«Ma fille fait ce qu'elle veut ...»
Par Eric MARTIN, mardi 10 janvier 2006 à 21:23 :: Articles :: #216 :: rss

WAFAH DUFOUR Une nièce du chef islamiste Oussama ben Laden pose très dévêtue pour un magazine par notre confrère Le Matin de Genève
OLIVIER GRIVAT 25 décembre 2005
Chaussée de hauts talons à lanières et (court) vêtue d'une lingerie garnie de plumes d'autruche, Wafah Dufour pose sur un grand lit baroque pour des photos de charme dans le dernier GQ-Magazine , une revue américaine assez éloignée de l'univers islamique.
Wafah Dufour est l'une des nièces du chef du réseau terroriste al-Qaida, Oussama ben Laden, l'homme le plus recherché de la planète.
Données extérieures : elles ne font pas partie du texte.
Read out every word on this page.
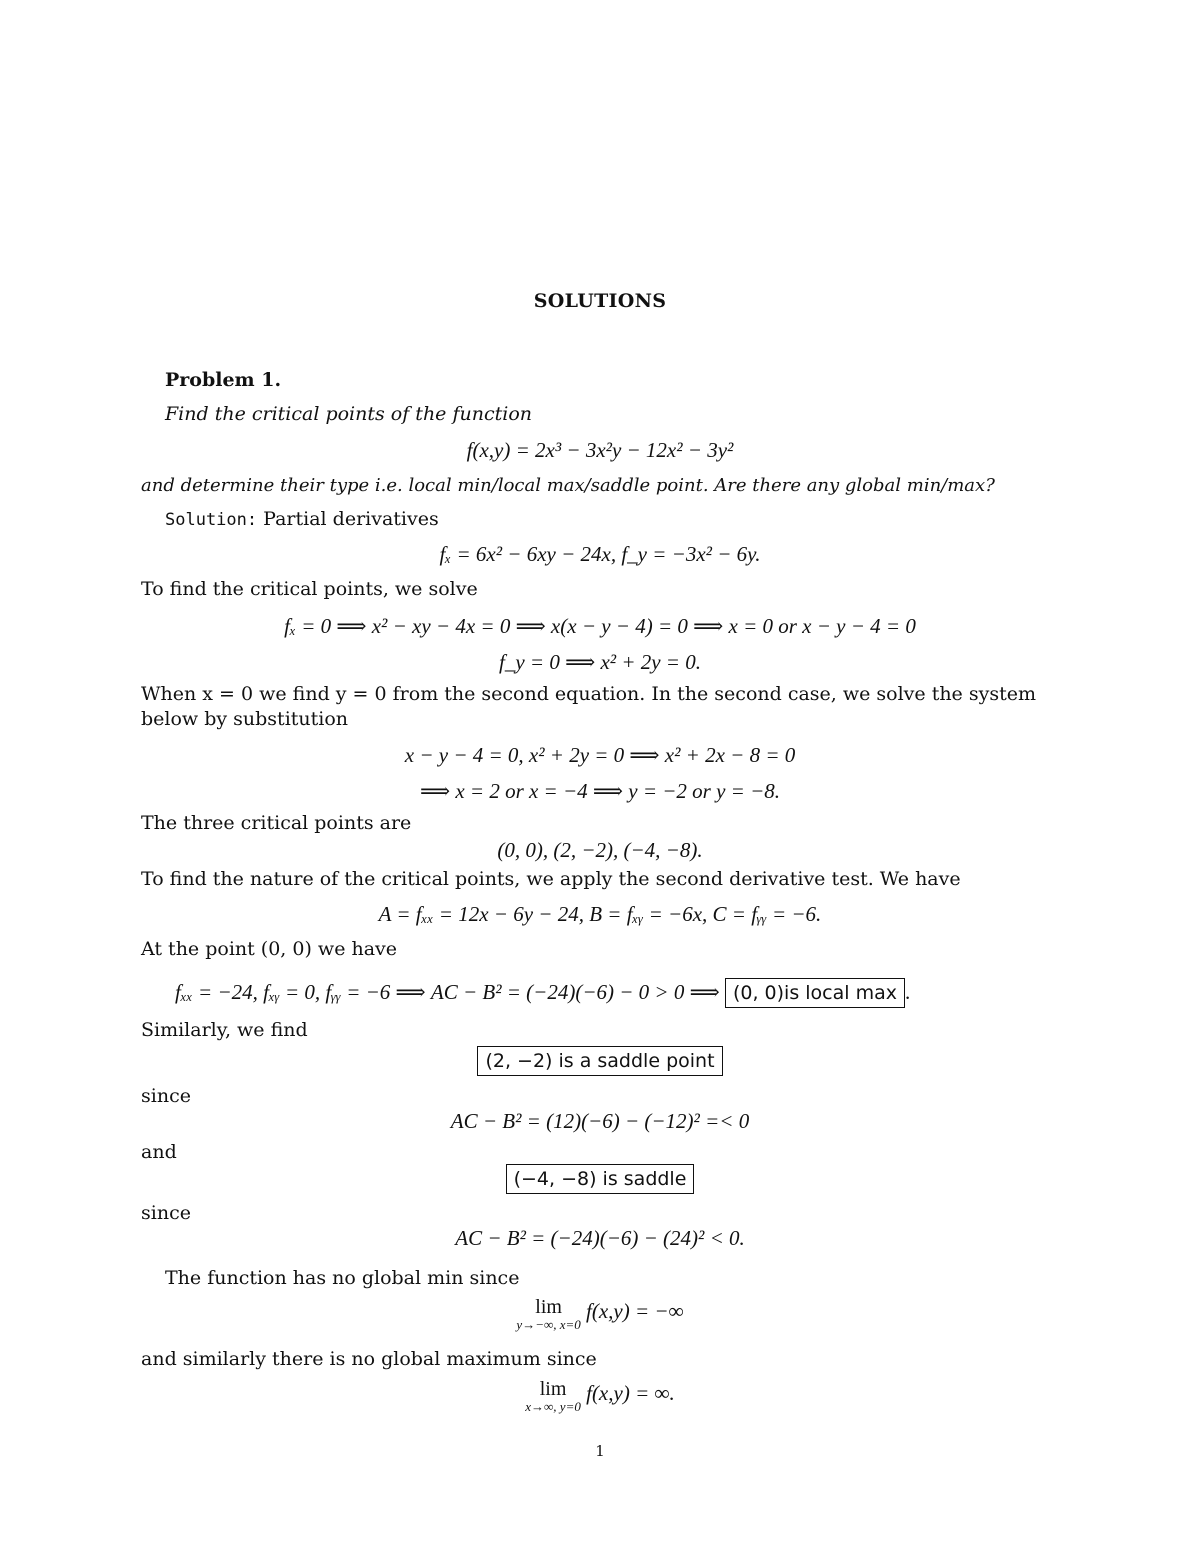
SOLUTIONS
Problem 1.
Find the critical points of the function
f(x,y) = 2x³ − 3x²y − 12x² − 3y²
and determine their type i.e. local min/local max/saddle point. Are there any global min/max?
Solution: Partial derivatives
fₓ = 6x² − 6xy − 24x, f_y = −3x² − 6y.
To find the critical points, we solve
fₓ = 0 ⟹ x² − xy − 4x = 0 ⟹ x(x − y − 4) = 0 ⟹ x = 0 or x − y − 4 = 0
f_y = 0 ⟹ x² + 2y = 0.
When x = 0 we find y = 0 from the second equation. In the second case, we solve the system
below by substitution
x − y − 4 = 0, x² + 2y = 0 ⟹ x² + 2x − 8 = 0
⟹ x = 2 or x = −4 ⟹ y = −2 or y = −8.
The three critical points are
(0, 0), (2, −2), (−4, −8).
To find the nature of the critical points, we apply the second derivative test. We have
A = fₓₓ = 12x − 6y − 24, B = fₓᵧ = −6x, C = fᵧᵧ = −6.
At the point (0, 0) we have
fₓₓ = −24, fₓᵧ = 0, fᵧᵧ = −6 ⟹ AC − B² = (−24)(−6) − 0 > 0 ⟹ (0, 0)is local max .
Similarly, we find
(2, −2) is a saddle point
since
AC − B² = (12)(−6) − (−12)² =< 0
and
(−4, −8) is saddle
since
AC − B² = (−24)(−6) − (24)² < 0.
The function has no global min since
lim
y→−∞, x=0
f(x,y) = −∞
and similarly there is no global maximum since
lim
x→∞, y=0
f(x,y) = ∞.
1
Agée de 30 ans, la belle Wafah possède le passeport suisse, que son père, Yeslam Binladin, a obtenu en mai 2001. «C'est l'aînée de mes trois filles, confie l'homme d'affaires genevois. Elle a repris le nom de sa mère, Dufour, et je n'ai plus de contact avec elle. Elle voulait être chanteuse. Elle a même été en pourparlers avec l'équipe de Madonna. Mais cela n'a pas marché.»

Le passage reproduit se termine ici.